Passage d'une tige filetée.

Nota: les touches sont numérotées de l'aigu vers les basses; la plus aiguës (f6) est la n°1 et la plus basse (f0) est la n°73. Les numéros, au crayon, sont d'origine.

Alors, commençons par enlever toutes les touches pour voir l'état des feutres et des tissus ...

Etat initial du chassis du clavier
Cete photo parle d'elle-même ! 

On voit à droite, la barre de repos des touches (en chêne) avec un feutre rouge qui laisse passer les pinoches de guidage des touches.

Au centre la barre de balancement (en hêtre) avec les pinoches de balancement et les "mouches" bien mal en point; certaines sont manquantes.
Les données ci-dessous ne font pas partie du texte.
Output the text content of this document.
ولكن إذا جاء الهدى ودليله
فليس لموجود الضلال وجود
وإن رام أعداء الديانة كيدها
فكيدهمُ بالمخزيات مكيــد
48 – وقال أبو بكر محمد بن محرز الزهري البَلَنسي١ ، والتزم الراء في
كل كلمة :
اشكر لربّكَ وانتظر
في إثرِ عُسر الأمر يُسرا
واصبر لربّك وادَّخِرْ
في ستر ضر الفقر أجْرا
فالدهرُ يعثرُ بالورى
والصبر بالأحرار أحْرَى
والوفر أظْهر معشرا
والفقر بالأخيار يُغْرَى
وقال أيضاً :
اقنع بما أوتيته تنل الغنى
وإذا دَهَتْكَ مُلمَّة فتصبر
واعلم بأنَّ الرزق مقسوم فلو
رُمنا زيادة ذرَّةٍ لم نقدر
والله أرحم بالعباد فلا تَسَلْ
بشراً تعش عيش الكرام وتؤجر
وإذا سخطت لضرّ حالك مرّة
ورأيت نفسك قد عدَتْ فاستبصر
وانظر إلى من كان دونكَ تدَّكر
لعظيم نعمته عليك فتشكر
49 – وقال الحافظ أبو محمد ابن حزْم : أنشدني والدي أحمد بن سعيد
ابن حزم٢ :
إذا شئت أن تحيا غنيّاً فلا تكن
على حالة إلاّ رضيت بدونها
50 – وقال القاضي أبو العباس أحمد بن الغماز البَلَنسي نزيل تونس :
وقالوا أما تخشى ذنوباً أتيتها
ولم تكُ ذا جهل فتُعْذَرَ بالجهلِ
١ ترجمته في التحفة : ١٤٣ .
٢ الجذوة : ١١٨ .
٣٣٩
Les mouches servent pour régler la hauteur de chaque touche.

A gauche, la barre de repos des extrémités des touches avec un drap vert qui recouvre une feutre plus épais.

Je prends la mesure des épaisseurs des draps et des feutres : 2 fois 2mm pour le drap rouge, 1mm pour le drap vert et 2 mm du feutre sous-jacent pointé sur la planche avec des clous de tapissier.

J'enlève tout cela pour mettre les planches à nu, et je nettoie toutes les pinoches à la laine d'acier 0.

Chassis nettoyé !
A suivre !..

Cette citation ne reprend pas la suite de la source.